Aufgeklärt wurde...Auch mehrmals, aber es sind halt Kinder.



serafen schrieb:


> Ansonsten wäre eine sehr gute - wenngleich kostenpflichtige - Alternative die *Kindersicherung 2011* von Salfeld.
> 
> MfG.



Die sieht schon mal nicht schlecht aus. Und irgendwie dämmert's mir schon das ich nicht ohne Kosten davon komme...

Die von G-Data ist anscheinend in deren Internet Security integriert, aber 30 Tage testen ist schon mal Top!
Ich glaub das probier ich mal auf meinem Testrechner aus... Daran stört mich eigentlich nur das ich jedes Jahr
die Lizenz verlängern muss... Aber ich krieg ja auch mehr als nur den Kinderschutz...

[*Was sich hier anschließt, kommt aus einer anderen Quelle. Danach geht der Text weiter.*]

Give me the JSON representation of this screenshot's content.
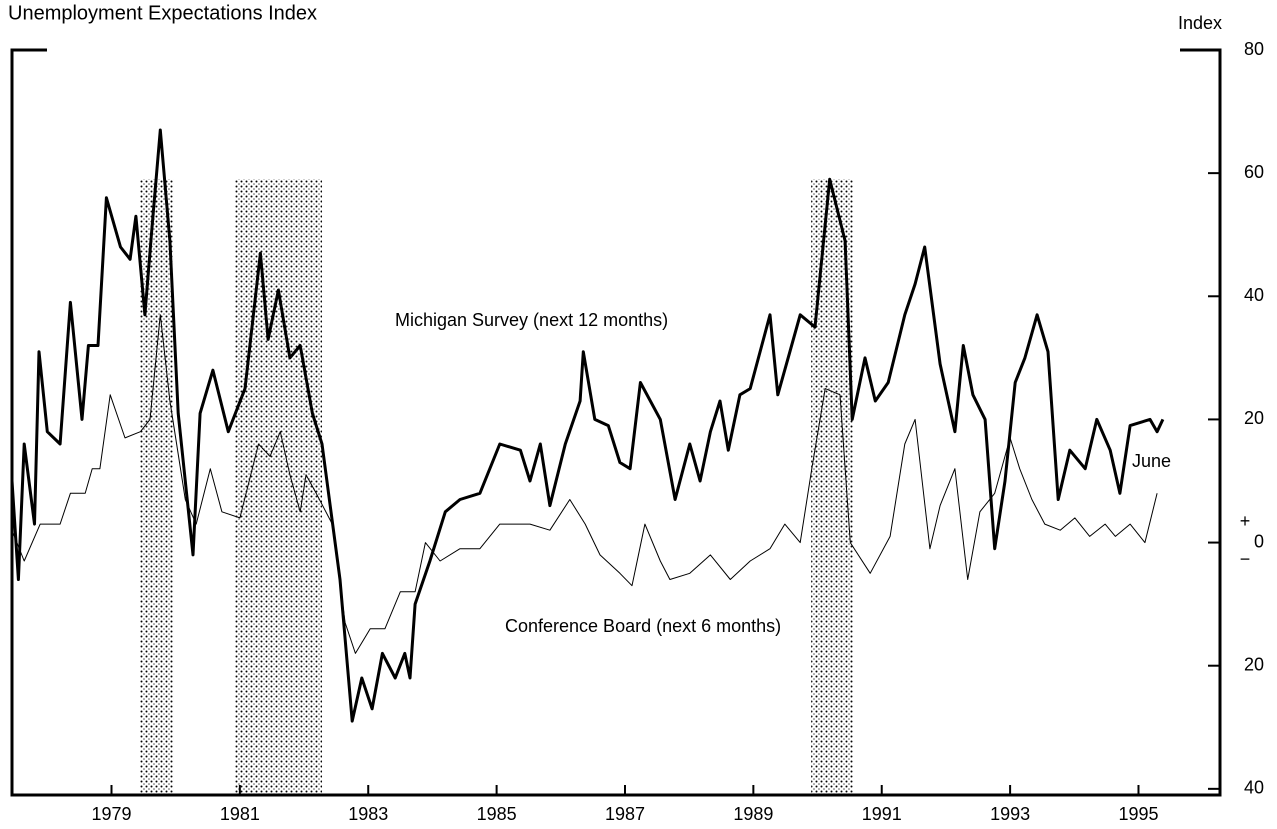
{
  "chart_data": {
    "type": "line",
    "title": "Unemployment Expectations Index",
    "y_axis_label": "Index",
    "annotations": [
      "Michigan Survey (next 12 months)",
      "Conference Board (next 6 months)",
      "June",
      "+",
      "−"
    ],
    "xlim": [
      1977.95,
      1996.77
    ],
    "ylim": [
      -41,
      80
    ],
    "xticks": [
      {
        "value": 1979.5,
        "label": "1979"
      },
      {
        "value": 1981.5,
        "label": "1981"
      },
      {
        "value": 1983.5,
        "label": "1983"
      },
      {
        "value": 1985.5,
        "label": "1985"
      },
      {
        "value": 1987.5,
        "label": "1987"
      },
      {
        "value": 1989.5,
        "label": "1989"
      },
      {
        "value": 1991.5,
        "label": "1991"
      },
      {
        "value": 1993.5,
        "label": "1993"
      },
      {
        "value": 1995.5,
        "label": "1995"
      }
    ],
    "yticks": [
      80,
      60,
      40,
      20,
      0,
      {
        "value": -20,
        "label": "20"
      },
      {
        "value": -40,
        "label": "40"
      }
    ],
    "recessions": [
      [
        1979.95,
        1980.46
      ],
      [
        1981.43,
        1982.78
      ],
      [
        1990.4,
        1991.05
      ]
    ],
    "recession_top": 59,
    "series": [
      {
        "name": "Michigan Survey (next 12 months)",
        "color": "#000000",
        "width": 3,
        "x": [
          1977.95,
          1978.05,
          1978.14,
          1978.3,
          1978.37,
          1978.5,
          1978.7,
          1978.86,
          1979.04,
          1979.14,
          1979.29,
          1979.42,
          1979.64,
          1979.79,
          1979.88,
          1980.02,
          1980.13,
          1980.26,
          1980.41,
          1980.54,
          1980.77,
          1980.88,
          1981.08,
          1981.32,
          1981.58,
          1981.82,
          1981.94,
          1982.1,
          1982.28,
          1982.44,
          1982.63,
          1982.78,
          1983.06,
          1983.25,
          1983.4,
          1983.56,
          1983.72,
          1983.92,
          1984.07,
          1984.15,
          1984.23,
          1984.46,
          1984.7,
          1984.93,
          1985.24,
          1985.55,
          1985.87,
          1986.02,
          1986.18,
          1986.33,
          1986.57,
          1986.8,
          1986.85,
          1987.03,
          1987.24,
          1987.42,
          1987.58,
          1987.74,
          1988.05,
          1988.28,
          1988.51,
          1988.67,
          1988.83,
          1988.98,
          1989.11,
          1989.29,
          1989.45,
          1989.76,
          1989.88,
          1990.07,
          1990.23,
          1990.46,
          1990.69,
          1990.93,
          1991.04,
          1991.24,
          1991.4,
          1991.6,
          1991.86,
          1992.02,
          1992.17,
          1992.41,
          1992.64,
          1992.77,
          1992.92,
          1993.11,
          1993.26,
          1993.42,
          1993.58,
          1993.73,
          1993.92,
          1994.09,
          1994.25,
          1994.43,
          1994.67,
          1994.85,
          1995.06,
          1995.21,
          1995.37,
          1995.68,
          1995.79,
          1995.88
        ],
        "values": [
          10,
          -6,
          16,
          3,
          31,
          18,
          16,
          39,
          20,
          32,
          32,
          56,
          48,
          46,
          53,
          37,
          51,
          67,
          49,
          21,
          -2,
          21,
          28,
          18,
          25,
          47,
          33,
          41,
          30,
          32,
          21,
          16,
          -6,
          -29,
          -22,
          -27,
          -18,
          -22,
          -18,
          -22,
          -10,
          -3,
          5,
          7,
          8,
          16,
          15,
          10,
          16,
          6,
          16,
          23,
          31,
          20,
          19,
          13,
          12,
          26,
          20,
          7,
          16,
          10,
          18,
          23,
          15,
          24,
          25,
          37,
          24,
          31,
          37,
          35,
          59,
          49,
          20,
          30,
          23,
          26,
          37,
          42,
          48,
          29,
          18,
          32,
          24,
          20,
          -1,
          10,
          26,
          30,
          37,
          31,
          7,
          15,
          12,
          20,
          15,
          8,
          19,
          20,
          18,
          20
        ]
      },
      {
        "name": "Conference Board (next 6 months)",
        "color": "#000000",
        "width": 1,
        "x": [
          1977.95,
          1978.14,
          1978.39,
          1978.7,
          1978.86,
          1979.09,
          1979.2,
          1979.32,
          1979.48,
          1979.71,
          1979.95,
          1980.1,
          1980.26,
          1980.41,
          1980.65,
          1980.82,
          1981.04,
          1981.22,
          1981.5,
          1981.79,
          1981.97,
          1982.13,
          1982.28,
          1982.44,
          1982.53,
          1982.69,
          1982.94,
          1983.14,
          1983.3,
          1983.53,
          1983.76,
          1984.0,
          1984.23,
          1984.39,
          1984.62,
          1984.93,
          1985.24,
          1985.55,
          1986.02,
          1986.33,
          1986.64,
          1986.88,
          1987.11,
          1987.42,
          1987.61,
          1987.81,
          1988.05,
          1988.2,
          1988.51,
          1988.83,
          1989.14,
          1989.45,
          1989.76,
          1989.99,
          1990.23,
          1990.41,
          1990.62,
          1990.85,
          1991.01,
          1991.32,
          1991.63,
          1991.86,
          1992.02,
          1992.25,
          1992.41,
          1992.64,
          1992.84,
          1993.03,
          1993.26,
          1993.5,
          1993.65,
          1993.84,
          1994.04,
          1994.28,
          1994.51,
          1994.74,
          1994.98,
          1995.14,
          1995.37,
          1995.6,
          1995.79
        ],
        "values": [
          2,
          -3,
          3,
          3,
          8,
          8,
          12,
          12,
          24,
          17,
          18,
          20,
          37,
          23,
          7,
          3,
          12,
          5,
          4,
          16,
          14,
          18,
          11,
          5,
          11,
          8,
          3,
          -13,
          -18,
          -14,
          -14,
          -8,
          -8,
          0,
          -3,
          -1,
          -1,
          3,
          3,
          2,
          7,
          3,
          -2,
          -5,
          -7,
          3,
          -3,
          -6,
          -5,
          -2,
          -6,
          -3,
          -1,
          3,
          0,
          12,
          25,
          24,
          0,
          -5,
          1,
          16,
          20,
          -1,
          6,
          12,
          -6,
          5,
          8,
          17,
          12,
          7,
          3,
          2,
          4,
          1,
          3,
          1,
          3,
          0,
          8
        ]
      }
    ]
  }
}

Gibt es weitere Alternativen?


----------



## Klutten (27. März 2011)

*AW: Empfehlungen für Kinderschutzsoftware gesucht*

Bitdefender bietet ebenfalls eine sehr umfangreiche Möglichkeit Mechanismen zur Kindersicherung zu nutzen. Es gibt auch eine Online-Kindersicherung, bei der jederzeit die angesurften Webseiten protokolliert werden. Damit kann man gegebenenfalls komplette Windows-Benutzer kontrollieren. Kostenlos ist diese Internet-Security-Suite natürlich nicht.


----------



## serafen (27. März 2011)

*AW: Empfehlungen für Kinderschutzsoftware gesucht*

Eine Freeware-Lösung wäre noch *Parents Friend* - die KISI von Salfeld ist jedoch moderner und übersichtlicher gestaltet sowie bei 64-bit-Systemen vorzuziehen.

MfG.


----------



## Operator (27. März 2011)

*AW: Empfehlungen für Kinderschutzsoftware gesucht*

Darf ich dir nen Tipp geben als ehmaliges Kind gib deinen Kinder keine Kindersicherung....
Wenn du deinen Kinder noch nicht zutraust das sie noch nicht mit dem Internet umgehen können gibts halt keins...
Red mit ihnen darüber.
Oder geht es dir um den zeitlichen aspekt? Das kann ich verstehen..
Darf man fragen wie alt dein(e) Kind(er) ist.
Jede kindersicherung kann geknackt umgangen werden.


----------



## serafen (27. März 2011)

*AW: Empfehlungen für Kinderschutzsoftware gesucht*

*@Operator*
Würde ich grundsätzlich genauso sehen, siehe oben - zumal jede Software (die nicht unbedingt erforderlich ist) das System nur unnötig ausbremst.


----------



## Westfale_09 (28. März 2011)

*AW: Empfehlungen für Kinderschutzsoftware gesucht*



inzpekta schrieb:


> Erst mal herzlichen Dank für die Vorschläge...
> 
> Mit dem Windows Schutz hab ich mich noch gar nicht so beschäftigt...
> Aber man muß sich dafür wohl bei dem Verein anmelden und das möchte ich erst mal nicht.
> ...




Bei G Data kriegst momentan für 25 € eine Version für 2 Jahre  Das ist sau billig. Also ein Jahr ist geschenkt. Und du hast 3 Lizenzen


----------



## inzpekta (28. März 2011)

*AW: Empfehlungen für Kinderschutzsoftware gesucht*



serafen schrieb:


> *@Operator*
> Würde ich grundsätzlich genauso sehen, siehe oben - zumal jede Software (die nicht unbedingt erforderlich ist) das System nur unnötig ausbremst.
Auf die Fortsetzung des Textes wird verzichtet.